Pexate 100/Pexate 500 Drug Interactions







Full Prescribing Info
Drug Interactions
Pemetrexed is primarily eliminated unchanged by tubular secretion and to a lesser extent by glomerular filtration. In vitro studies indicate that Pemetrexed is actively secreted by OAT3 (organic anion transporter 3). Concomitant administration of nephrotoxic drugs (e.g. aminoglycoside, loop diuretics, platinum compounds, cyclosporin) could result in delayed clearance of Pemetrexed. This combination should be used with caution. If necessary, creatinine clearance should be closely monitored.
Concomitant administration of substances that are also tubularly secreted (e.g. probenecid, penicillin) could potentially result in delayed clearance of Pemetrexed. Caution should be made when these drugs are combined with Pemetrexed. If necessary, creatinine clearance should be closely monitored.
In patients with normal renal function (creatinine clearance ≥80 mL/min), high doses of non-steroidal anti-inflammatory drugs (NSAIDs, such as ibuprofen >1,600 mg/day) and aspirin at higher dosage (≥1.3 g daily) may decrease Pemetrexed elimination and, consequently, increase the occurrence of Pemetrexed to patients with normal function (creatinine clearance ≥80 mL/min).

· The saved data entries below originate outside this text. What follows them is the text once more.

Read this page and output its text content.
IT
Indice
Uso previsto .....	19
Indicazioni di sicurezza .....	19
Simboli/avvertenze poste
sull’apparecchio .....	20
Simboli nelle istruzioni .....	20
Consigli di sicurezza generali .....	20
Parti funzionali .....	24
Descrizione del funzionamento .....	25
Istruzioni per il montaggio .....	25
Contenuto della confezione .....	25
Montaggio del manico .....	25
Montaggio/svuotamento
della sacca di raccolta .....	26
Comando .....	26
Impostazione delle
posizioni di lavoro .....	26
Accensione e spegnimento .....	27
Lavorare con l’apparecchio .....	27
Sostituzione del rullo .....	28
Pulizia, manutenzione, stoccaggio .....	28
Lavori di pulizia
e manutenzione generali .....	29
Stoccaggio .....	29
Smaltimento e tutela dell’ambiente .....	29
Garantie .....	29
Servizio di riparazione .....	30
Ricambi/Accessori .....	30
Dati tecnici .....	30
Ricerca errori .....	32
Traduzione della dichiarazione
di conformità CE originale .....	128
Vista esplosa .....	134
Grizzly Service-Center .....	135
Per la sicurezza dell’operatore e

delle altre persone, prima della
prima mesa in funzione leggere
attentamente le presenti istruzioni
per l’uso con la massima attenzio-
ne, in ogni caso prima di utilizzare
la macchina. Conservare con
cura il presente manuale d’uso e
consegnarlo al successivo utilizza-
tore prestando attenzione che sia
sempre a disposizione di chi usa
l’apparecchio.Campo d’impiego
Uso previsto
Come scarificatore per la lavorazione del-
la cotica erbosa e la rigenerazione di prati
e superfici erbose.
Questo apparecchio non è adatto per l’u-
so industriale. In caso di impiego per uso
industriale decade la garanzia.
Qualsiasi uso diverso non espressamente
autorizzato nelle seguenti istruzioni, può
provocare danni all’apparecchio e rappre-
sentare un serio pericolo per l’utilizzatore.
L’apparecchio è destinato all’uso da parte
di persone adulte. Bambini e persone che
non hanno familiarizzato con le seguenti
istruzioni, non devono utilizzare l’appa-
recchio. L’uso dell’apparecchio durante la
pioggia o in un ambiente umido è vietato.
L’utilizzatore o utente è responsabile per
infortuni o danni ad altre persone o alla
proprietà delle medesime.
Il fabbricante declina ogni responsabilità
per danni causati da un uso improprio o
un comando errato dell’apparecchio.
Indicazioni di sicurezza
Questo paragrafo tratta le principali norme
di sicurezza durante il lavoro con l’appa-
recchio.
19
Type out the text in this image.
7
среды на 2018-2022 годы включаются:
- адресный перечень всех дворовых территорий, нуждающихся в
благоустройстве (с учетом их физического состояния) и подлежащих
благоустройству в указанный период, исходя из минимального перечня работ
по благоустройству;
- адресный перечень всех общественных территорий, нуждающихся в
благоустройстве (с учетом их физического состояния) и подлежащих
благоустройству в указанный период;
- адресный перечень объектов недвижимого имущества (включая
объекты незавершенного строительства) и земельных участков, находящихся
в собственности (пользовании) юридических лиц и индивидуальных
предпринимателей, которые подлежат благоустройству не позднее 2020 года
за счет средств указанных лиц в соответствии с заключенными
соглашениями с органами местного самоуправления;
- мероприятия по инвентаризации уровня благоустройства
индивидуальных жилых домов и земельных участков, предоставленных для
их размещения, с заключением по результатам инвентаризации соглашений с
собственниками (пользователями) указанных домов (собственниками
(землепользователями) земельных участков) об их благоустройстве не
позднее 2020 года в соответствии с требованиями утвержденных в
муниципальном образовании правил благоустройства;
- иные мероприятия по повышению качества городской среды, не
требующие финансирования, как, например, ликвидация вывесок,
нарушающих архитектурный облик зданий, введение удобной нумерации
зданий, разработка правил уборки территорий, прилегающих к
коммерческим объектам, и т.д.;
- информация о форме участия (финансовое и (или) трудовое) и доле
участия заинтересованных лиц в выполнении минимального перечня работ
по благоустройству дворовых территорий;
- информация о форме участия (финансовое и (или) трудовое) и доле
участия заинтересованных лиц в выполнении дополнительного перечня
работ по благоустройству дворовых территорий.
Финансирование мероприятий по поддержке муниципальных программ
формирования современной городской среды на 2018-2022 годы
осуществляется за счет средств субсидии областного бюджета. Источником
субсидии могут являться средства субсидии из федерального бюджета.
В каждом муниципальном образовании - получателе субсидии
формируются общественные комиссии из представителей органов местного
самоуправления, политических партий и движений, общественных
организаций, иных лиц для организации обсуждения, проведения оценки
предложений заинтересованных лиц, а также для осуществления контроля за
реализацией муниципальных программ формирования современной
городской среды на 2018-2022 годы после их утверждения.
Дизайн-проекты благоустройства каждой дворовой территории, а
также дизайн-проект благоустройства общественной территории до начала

In patients with mild to moderate renal insufficiency (creatinine clearance from 45 to 79 mL/min), the concomitant administration of Pemetrexed with NSAIDs (e.g. ibuprofen) or aspirin at higher dosage should be avoided for 2 days before, on the day of, and 2 days following Pemetrexed administration (see Precautions).
In the absence of data regarding potential interaction between Pemetrexed and NSAIDs with longer half-lives as piroxicam or rofecoxib in patients with mild to moderate renal insufficiency, patients with mild to moderate renal insufficiency taking these NSAIDs should interrupt dosing for at least 5 days before, o the day of, and at least 2 days after Pemetrexed administration (see Precautions). Pemetrexed undergoes limited hepatic metabolism. Results from in vitro studies with human liver microsomes indicated that Pemetrexed would not be predicted to cause clinically significant inhibition of the metabolic clearance of drugs metabolised by CYP3A, CYP2D6, CYP2D9 and CYP1A2.
Interactions Common to All Cytotoxics: Due to the increased thrombotic risk in patients with cancer, the use of coagulation treatment is frequent. The high intraindividual variability of the coagulation status during diseases and the possibility of interaction between oral anticoagulants and anticancer chemotherapy require increased frequency of INR (International Normalised Ratio) monitoring, if it is decided to treat the patient with oral anticoagulant.
Concomitant Use Contraindicated: Yellow fever vaccine. Risk of fatal generalised vaccinale disease (see Contraindications).
Concomitant Use Not Recommended: Live attenuated vaccines (except yellow fever). Risk of systemic, possibly fatal, disease. The risk is increased in subjects who are already immunosuppressed by their underlying disease. Use an inactivated vaccine where it exists (poliomyelitis) (see Precautions).